OBJECTIVES: The aim of this paper was to study mechanisms of formation of fractionated electrograms on the posterior left atrial wall (PLAW) in human paroxysmal atrial fibrillation (AF). BACKGROUND: The mechanisms responsible for complex fractionated atrial electrogram formation during AF are poorly understood. METHODS: In 24 patients, we induced sustained AF by pacing from a pulmonary vein. We analyzed transitions between organized patterns and changes in electrogram morphology leading to fractionation in relation to interbeat interval duration (systolic interval [SI]) and dominant frequency. Computer simulations of rotors helped in the interpretation of the results. RESULTS: Organized patterns were recorded 31 ± 18% of the time. In 47% of organized patterns, the electrograms and PLAW activation sequence were similar to those of incoming waves during pulmonary vein stimulation that induced AF. Transitions to fractionation were preceded by significant increases in electrogram duration, spike number, and SI shortening (R(2) = 0.94). Similarly, adenosine infusion during organized patterns caused significant SI shortening leading to fractionated electrograms formation. Activation maps during organization showed incoming wave patterns, with earliest activation located closest to the highest dominant frequency site. Activation maps during transitions to fragmentation showed areas of slowed conduction and unidirectional block. Simulations predicted that SI abbreviation that heralds fractionated electrograms formation might result from a Doppler effect on wave fronts preceding an approaching rotor or by acceleration of a stationary or meandering, remotely located source. CONCLUSIONS: During induced AF, SI shortening after either drift or acceleration of a source results in intermittent fibrillatory conduction and formation of fractionated electrograms at the PLAW.

Complex fractionated atrial electrograms: properties of time-domain versus frequency-domain methods.
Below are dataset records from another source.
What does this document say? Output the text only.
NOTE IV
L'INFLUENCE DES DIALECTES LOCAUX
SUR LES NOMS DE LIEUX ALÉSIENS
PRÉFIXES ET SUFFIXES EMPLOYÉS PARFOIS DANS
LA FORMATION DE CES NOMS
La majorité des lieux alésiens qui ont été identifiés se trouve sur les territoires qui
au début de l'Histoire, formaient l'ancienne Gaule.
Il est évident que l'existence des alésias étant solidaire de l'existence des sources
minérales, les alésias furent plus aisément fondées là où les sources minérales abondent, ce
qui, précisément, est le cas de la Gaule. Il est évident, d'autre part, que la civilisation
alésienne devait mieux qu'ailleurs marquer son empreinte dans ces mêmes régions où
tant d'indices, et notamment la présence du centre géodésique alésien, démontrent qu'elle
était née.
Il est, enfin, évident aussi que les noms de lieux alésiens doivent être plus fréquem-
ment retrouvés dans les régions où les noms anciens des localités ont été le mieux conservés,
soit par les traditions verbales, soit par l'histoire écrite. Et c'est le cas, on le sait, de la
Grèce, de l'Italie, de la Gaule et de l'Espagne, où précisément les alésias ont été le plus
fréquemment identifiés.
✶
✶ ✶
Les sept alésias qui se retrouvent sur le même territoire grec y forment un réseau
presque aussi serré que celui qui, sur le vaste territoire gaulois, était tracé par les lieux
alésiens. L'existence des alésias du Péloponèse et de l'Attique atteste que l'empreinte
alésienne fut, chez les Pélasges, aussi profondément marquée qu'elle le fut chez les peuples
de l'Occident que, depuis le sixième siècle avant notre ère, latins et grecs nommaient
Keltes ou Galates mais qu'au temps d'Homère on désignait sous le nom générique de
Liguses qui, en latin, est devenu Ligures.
BACKGROUND: Complex fractionated atrial electrograms (CFAEs) are thought to identify high-frequency electrical sources and have become an important target for radiofrequency ablation of atrial fibrillation (AF). Methods used to identify CFAEs and locate suitable ablation sites usually depend on subjective analysis of the electrograms but may also involve objective, computer-based paradigms through either time- or frequency-domain approaches. METHODS: We generated a set of simulated test electrograms, which were defined by a combination of a basic cycle length, phase-resetting noise, and phase-preserving noise, accounting for far-field effects. The simulated electrograms were analyzed separately by well-known basic time-domain (complex fractionated electrogram [CFE]) and frequency-domain (dominant frequency [DF]) methods, and the results were compared with each other to determine objectively the potential reliability of either method to accurately estimate the cycle length of the atrial electrogram. RESULTS: The behavior of the time-domain method depends on the assumed amplitude-sensitivity threshold and can be tuned to its optimal performance but only for signals having stable (and known a priori) amplitude. When the signal amplitude varies randomly (with +/-20% standard deviation range), the time-domain method loses performance. By contrast, the performance of the frequency-domain method remains stable. CONCLUSION: Despite potentially good performance of time-domain methods to estimate the cycle length during AF and localize ablation sites, their performance is easily prone to degradation. The frequency-domain method seems to be much more robust.